Jeudi noir pour sept grands groupes du CAC 40


Jeudi noir pour les grands groupes du CAC 40. Durement touchées par la crise du Covid 19, sept valeurs phares ont annoncé ce jeudi de très lourdes pertes. Renault, Total, Airbus, EDF, ArcelorMittal, Veolia et Safran ont ainsi enregistré 18 milliards d’euros de pertes cumulées au premier semestre! Chute des ventes et des commandes en raison de la pandémie, charges de restructuration et nombreuses dépréciations d’actifs…Les raisons des chutes spectaculaires de résultats sont multiples et varient d’une compagnie à l’autre.
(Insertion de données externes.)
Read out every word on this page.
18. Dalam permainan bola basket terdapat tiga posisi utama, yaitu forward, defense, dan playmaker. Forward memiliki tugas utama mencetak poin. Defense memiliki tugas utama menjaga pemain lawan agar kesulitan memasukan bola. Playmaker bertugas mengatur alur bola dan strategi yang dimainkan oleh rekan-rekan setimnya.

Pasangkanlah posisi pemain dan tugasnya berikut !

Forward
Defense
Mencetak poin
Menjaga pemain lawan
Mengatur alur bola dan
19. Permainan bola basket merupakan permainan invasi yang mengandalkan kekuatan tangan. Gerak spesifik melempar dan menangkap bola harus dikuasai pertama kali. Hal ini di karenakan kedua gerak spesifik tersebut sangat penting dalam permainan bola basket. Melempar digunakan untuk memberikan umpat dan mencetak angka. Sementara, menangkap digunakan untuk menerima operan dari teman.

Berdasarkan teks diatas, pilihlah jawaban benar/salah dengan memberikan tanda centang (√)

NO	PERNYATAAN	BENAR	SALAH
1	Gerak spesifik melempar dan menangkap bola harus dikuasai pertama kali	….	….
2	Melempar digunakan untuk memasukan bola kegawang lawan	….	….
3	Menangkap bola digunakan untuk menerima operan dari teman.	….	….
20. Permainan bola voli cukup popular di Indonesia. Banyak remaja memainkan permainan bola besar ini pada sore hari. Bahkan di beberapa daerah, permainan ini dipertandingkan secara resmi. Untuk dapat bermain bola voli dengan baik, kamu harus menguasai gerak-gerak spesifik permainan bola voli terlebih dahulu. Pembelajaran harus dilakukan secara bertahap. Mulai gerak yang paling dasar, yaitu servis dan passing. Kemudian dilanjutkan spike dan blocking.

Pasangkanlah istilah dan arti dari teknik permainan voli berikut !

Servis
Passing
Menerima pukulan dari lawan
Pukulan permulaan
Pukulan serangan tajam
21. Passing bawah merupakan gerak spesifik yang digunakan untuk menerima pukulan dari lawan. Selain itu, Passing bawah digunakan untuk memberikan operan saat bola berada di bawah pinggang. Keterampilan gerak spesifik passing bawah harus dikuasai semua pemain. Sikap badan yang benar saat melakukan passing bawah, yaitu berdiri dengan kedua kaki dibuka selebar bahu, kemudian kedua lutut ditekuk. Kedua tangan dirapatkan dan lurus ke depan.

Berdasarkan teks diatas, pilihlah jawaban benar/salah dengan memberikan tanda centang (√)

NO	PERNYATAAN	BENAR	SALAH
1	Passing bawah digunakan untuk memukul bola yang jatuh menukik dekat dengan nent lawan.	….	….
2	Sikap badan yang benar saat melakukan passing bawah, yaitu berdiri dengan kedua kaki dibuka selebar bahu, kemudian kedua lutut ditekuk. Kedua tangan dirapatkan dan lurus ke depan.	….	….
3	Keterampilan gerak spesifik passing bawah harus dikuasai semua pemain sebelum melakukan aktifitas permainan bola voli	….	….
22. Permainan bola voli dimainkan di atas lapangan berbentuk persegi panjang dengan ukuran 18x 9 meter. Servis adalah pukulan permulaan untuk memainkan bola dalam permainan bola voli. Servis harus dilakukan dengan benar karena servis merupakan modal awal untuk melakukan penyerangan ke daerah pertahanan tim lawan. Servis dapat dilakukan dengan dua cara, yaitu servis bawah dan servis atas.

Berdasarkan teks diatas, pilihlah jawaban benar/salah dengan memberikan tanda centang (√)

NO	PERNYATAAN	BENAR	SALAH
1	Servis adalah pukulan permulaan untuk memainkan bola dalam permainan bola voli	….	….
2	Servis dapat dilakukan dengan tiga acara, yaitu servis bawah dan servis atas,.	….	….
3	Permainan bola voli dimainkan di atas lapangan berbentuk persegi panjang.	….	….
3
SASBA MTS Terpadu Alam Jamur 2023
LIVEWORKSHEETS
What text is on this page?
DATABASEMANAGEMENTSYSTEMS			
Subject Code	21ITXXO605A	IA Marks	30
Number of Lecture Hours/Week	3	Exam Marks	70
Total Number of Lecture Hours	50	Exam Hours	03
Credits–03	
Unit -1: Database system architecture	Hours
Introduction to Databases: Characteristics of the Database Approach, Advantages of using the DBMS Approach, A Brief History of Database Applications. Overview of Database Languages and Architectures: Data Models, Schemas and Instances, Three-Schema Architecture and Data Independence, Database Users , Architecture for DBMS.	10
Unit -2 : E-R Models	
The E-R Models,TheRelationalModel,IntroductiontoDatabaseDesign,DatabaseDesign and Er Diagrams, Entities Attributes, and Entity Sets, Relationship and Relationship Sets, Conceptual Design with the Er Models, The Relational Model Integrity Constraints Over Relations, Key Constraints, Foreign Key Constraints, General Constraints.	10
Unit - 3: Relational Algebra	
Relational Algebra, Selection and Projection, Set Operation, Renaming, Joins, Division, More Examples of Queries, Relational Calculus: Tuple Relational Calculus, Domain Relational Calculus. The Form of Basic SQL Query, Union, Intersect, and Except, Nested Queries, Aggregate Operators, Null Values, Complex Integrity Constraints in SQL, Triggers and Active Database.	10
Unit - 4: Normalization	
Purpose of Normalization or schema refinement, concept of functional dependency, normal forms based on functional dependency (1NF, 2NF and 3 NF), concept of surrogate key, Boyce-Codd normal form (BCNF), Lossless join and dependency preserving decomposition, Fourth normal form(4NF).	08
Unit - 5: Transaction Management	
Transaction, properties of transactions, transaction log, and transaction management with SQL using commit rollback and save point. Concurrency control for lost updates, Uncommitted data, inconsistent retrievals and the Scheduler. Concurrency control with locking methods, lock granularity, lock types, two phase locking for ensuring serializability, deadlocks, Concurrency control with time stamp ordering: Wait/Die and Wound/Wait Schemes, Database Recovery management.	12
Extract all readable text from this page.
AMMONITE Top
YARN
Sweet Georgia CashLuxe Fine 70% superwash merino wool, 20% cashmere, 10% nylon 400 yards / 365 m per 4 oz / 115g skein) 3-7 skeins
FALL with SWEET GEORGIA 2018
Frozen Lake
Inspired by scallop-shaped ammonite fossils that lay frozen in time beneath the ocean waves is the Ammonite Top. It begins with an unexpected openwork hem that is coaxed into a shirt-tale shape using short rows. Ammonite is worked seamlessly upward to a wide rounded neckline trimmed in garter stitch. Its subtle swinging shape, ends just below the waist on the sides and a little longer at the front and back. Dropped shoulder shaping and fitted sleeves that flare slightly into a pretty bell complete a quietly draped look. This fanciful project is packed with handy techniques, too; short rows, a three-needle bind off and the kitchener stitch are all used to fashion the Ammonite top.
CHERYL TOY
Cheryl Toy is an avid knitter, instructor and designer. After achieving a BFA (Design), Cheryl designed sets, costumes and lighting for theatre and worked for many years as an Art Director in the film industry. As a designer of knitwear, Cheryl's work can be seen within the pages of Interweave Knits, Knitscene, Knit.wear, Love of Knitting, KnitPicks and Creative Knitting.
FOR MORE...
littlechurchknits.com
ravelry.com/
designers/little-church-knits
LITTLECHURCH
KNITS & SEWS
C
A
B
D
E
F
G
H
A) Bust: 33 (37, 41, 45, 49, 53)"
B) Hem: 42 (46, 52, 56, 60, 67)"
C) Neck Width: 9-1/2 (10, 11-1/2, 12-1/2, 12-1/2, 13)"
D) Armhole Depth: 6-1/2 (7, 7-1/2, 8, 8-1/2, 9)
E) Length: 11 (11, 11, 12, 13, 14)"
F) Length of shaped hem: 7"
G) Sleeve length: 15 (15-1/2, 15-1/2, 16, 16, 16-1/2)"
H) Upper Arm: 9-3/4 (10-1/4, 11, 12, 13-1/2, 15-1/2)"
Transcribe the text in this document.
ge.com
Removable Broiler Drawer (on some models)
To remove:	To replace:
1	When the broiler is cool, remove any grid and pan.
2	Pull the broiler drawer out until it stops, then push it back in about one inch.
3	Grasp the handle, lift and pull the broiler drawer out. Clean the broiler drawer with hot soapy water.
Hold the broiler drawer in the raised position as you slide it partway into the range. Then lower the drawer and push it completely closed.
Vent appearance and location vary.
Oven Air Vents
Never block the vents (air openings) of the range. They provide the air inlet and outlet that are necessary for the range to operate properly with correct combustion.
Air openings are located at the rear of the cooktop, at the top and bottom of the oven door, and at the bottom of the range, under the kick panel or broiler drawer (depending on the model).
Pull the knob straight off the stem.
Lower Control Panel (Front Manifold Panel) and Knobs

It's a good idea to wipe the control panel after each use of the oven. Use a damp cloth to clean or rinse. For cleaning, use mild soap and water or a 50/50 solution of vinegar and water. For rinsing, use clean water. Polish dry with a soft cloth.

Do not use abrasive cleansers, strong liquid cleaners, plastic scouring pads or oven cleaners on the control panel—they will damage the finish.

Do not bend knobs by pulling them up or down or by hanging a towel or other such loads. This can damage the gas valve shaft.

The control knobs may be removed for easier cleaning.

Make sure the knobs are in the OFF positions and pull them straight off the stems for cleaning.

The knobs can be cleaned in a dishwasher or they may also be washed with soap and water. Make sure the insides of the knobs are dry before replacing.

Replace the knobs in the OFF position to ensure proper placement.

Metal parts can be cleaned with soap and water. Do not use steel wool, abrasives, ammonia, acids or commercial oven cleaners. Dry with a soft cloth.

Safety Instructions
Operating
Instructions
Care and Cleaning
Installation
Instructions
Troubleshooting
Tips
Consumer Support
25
Plombé par les résultats de son partenaire japonais Nissan (4,8 milliards de pertes) et la crise sanitaire, Renault, a accusé la plus lourde perte des entreprises phares du CAC 40 au premier semestre, mais aussi de son histoire (7,3 milliards d’euros). «La crise sanitaire que nous vivons actuellement a fortement impacté les résultats du groupe sur le premier semestre et est venue s’ajouter à nos difficultés préexistantes», a expliqué Clotilde Delbos, la directrice générale adjointe du constructeur automobile. Le groupe, déjà en difficulté avant la pandémie avait annoncé fin mai 15 000 suppressions d’emplois dans le monde (dont 4 600 en France).

Total a lui été pénalisé par de lourdes dépréciations d’actifs et la chute des cours du brut et des marges de raffinage. Pour la première fois depuis 2015, ses résultats sont tombés dans le rouge, avec une perte nette de 8,4 milliards de dollars au deuxième trimestre (7,15 milliards d’euros). Un an plus tôt, il avait enregistré un bénéfice de 2,8 milliards. À l’instar de nombreux groupes, le géant pétrolier et gazier français a été contraint de revoir la valorisation de certaines de ses filiales et a ainsi déprécié pour 8,1 milliards de dollars d’actifs au deuxième trimestre.

Baisse de la consommation d’électricité

EDF, qui a enregistré une perte nette de 700 millions d’euros (contre un bénéfice de 2,5 milliards d’euros un an plus tôt) a également été contraint de revoir la valeur comptable de certains actifs. La pandémie de Covid-19 s’est aussi traduite pour l’électricien par une chute de la consommation d’électricité allant jusqu’à 20% en France.

Veolia, numéro un mondial des services à l’environnement, a lui aussi plongé dans le rouge au premier semestre (perte nette de 138 millions), du fait de coûts liés à la crise sanitaire, charges de restructuration et dépréciations non courantes. Mais, il vise «un retour des performances opérationnelles à un niveau équivalent à 2019 au quatrième trimestre».

Airbus a lui été fortement pénalisé par l’effondrement du trafic aérien qui l’a fait plonger dans le rouge (perte nette de 1,9 milliard d’euros). Mais l’avionneur européen s’estime désormais en ordre de bataille pour traverser la crise provoquée par la Covid-19. De son côté, le motoriste et équipementier aéronautique Safran (perte nette de 340 millions d’euros au premier semestre) a été plombé par des effets comptables liés aux couvertures de changes.

Le géant de la sidérurgie ArcelorMittal a lui fait les frais de la chute de la demande d’acier au deuxième trimestre (perte nette de 559 millions de dollars ou 476 millions d’euros). «La performance opérationnelle reflète l’impact négatif» de la crise sanitaire, a indiqué le groupe jeudi.

Les mauvais résultats du jour ont fait chuter jeudi le CAC (-1,65% à mi-séance). Pour autant en Bourse Airbus, Safran et Total faisaient partie des rares hausses de l’indice.